Amazon is set to shutter Book Depository, an online bookstore and competitor it acquired back in 2011.
The news comes hot on the heels of a swathe of cutbacks at the internet giant, with two separate rounds of layoffs impacting at least 27,000 people across various divisions including its highly profitable AWS cloud unit and, indeed, its devices and books businesses.
Founded out of Gloucester, the U.K., in 2004, Book Depository (initially called The Book Depository) was a small-scale competitor to Amazon’s online bookselling business, shipping books to readers in more than 100 countries. At the time of the acquisition, some feared that it signalled a tightening of Amazon’s “stranglehold” over the U.K.’s online book trade, a fear that may have had more than a little foundation. However, despite industry protests, the deal ultimately received regulatory approval, with the Office of Fair Trading (OFT) affirming at the time that Book Depository wasn’t a true competitor owing to its relative size.
In the intervening years, Amazon has done little to integrate Book Depository, from a branding perspective at least. Indeed, there has never been any visible indication on Book Depository’s website that it’s owned by Amazon, an approach that it has taken to other similar acquisitions it has made in the space such as Goodreads, a social reading platform it bought in 2013.
Shutting shop
First reported by publishing industry trade outlet The Bookseller earlier today (paywalled), Book Depository has now posted a closure announcement on its website, revealing that it will cease to exist after April 26, 2023. Customers will still be able to place orders online until midday (BST) on that day, and the company said it will fulfil all orders and provide support through June 23, 2023.
In truth, none of this should really come as much of a surprise given activities elsewhere at Amazon in recent times, particularly with Amazon CEO Andy Jassy previously confirming that its books business would be hit by the layoffs.
Elsewhere, Amazon confirmed a few weeks back that it was shuttering esteemed camera review site DPReview, another U.K.-based entity that it had bought initially in 2007. And last year, Amazon revealed it was shuttering dozens of physical retail locations in the U.S. and U.K., including its brick-and-mortar bookstores, while it’s also pulling the plug on some of its cashierless Amazon Go stores.
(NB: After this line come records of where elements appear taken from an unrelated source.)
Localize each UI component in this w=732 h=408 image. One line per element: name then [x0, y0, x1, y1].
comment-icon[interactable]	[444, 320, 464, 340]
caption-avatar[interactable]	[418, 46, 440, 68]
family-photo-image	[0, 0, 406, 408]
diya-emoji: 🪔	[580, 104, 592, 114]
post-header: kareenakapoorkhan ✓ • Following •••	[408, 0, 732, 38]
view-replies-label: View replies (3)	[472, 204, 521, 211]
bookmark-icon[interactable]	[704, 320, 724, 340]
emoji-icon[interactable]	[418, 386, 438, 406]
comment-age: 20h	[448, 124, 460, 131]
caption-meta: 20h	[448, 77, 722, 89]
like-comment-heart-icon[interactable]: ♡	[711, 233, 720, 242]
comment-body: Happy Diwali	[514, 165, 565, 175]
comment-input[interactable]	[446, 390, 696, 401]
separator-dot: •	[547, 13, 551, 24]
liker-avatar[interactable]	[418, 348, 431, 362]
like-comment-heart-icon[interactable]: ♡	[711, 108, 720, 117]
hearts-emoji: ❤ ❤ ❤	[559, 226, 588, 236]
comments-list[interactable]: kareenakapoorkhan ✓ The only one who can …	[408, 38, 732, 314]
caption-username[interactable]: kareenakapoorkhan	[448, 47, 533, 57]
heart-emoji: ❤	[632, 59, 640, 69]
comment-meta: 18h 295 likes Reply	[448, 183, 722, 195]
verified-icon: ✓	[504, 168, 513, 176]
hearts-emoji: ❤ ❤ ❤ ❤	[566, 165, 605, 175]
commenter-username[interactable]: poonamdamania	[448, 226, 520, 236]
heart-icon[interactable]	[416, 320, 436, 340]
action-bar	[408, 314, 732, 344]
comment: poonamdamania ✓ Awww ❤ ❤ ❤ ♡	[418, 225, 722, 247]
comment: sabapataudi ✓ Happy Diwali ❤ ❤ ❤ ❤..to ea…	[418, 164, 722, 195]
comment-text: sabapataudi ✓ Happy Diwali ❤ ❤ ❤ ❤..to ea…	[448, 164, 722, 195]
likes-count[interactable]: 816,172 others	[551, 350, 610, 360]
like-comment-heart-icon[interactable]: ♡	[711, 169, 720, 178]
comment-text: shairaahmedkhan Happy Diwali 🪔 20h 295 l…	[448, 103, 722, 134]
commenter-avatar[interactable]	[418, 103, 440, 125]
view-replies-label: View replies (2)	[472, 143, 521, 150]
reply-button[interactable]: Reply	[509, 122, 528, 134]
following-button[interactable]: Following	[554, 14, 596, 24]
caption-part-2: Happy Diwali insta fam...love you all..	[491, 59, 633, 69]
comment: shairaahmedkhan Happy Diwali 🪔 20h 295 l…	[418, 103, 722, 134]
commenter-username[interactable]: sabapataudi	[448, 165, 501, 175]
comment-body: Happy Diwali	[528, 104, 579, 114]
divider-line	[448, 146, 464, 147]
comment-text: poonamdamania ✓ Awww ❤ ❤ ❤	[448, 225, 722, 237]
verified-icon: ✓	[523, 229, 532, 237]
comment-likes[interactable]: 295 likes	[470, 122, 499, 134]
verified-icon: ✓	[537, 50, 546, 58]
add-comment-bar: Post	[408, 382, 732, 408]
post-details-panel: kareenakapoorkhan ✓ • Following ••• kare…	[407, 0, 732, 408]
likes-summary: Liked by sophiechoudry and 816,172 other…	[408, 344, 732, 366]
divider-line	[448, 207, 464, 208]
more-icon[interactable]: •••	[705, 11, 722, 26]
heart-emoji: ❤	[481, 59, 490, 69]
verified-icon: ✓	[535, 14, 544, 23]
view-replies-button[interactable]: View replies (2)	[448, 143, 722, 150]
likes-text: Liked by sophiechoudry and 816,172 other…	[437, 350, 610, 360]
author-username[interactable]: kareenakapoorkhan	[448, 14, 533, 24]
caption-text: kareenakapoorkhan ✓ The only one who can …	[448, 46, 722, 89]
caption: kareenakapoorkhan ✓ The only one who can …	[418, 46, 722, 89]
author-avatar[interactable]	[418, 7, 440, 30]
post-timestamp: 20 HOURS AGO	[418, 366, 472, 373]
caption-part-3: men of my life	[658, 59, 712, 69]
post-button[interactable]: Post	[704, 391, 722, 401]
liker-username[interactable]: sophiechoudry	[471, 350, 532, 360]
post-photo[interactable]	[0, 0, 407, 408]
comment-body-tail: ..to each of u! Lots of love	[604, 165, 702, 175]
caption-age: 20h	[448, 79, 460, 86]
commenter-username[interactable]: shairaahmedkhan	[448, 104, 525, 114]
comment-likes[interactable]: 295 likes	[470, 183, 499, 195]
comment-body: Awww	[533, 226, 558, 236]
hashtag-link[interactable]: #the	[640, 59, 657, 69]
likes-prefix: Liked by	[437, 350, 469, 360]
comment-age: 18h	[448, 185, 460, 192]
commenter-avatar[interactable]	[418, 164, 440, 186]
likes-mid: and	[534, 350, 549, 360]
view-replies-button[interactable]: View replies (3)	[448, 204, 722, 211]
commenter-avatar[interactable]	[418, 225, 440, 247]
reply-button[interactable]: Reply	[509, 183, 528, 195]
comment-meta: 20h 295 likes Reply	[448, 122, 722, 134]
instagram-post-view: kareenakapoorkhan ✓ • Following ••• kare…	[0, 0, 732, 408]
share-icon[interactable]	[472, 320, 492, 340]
The company is also in the process of winding down its consumer-focused file-storage service Amazon Drive.
It’s not clear how many people worked on the Book Depository side of its business, or whether any of them will be redeployed elsewhere. An Amazon spokesperson simply confirmed to TechCrunch that they have “taken the difficult decision to close Book Depository,” without providing any further details.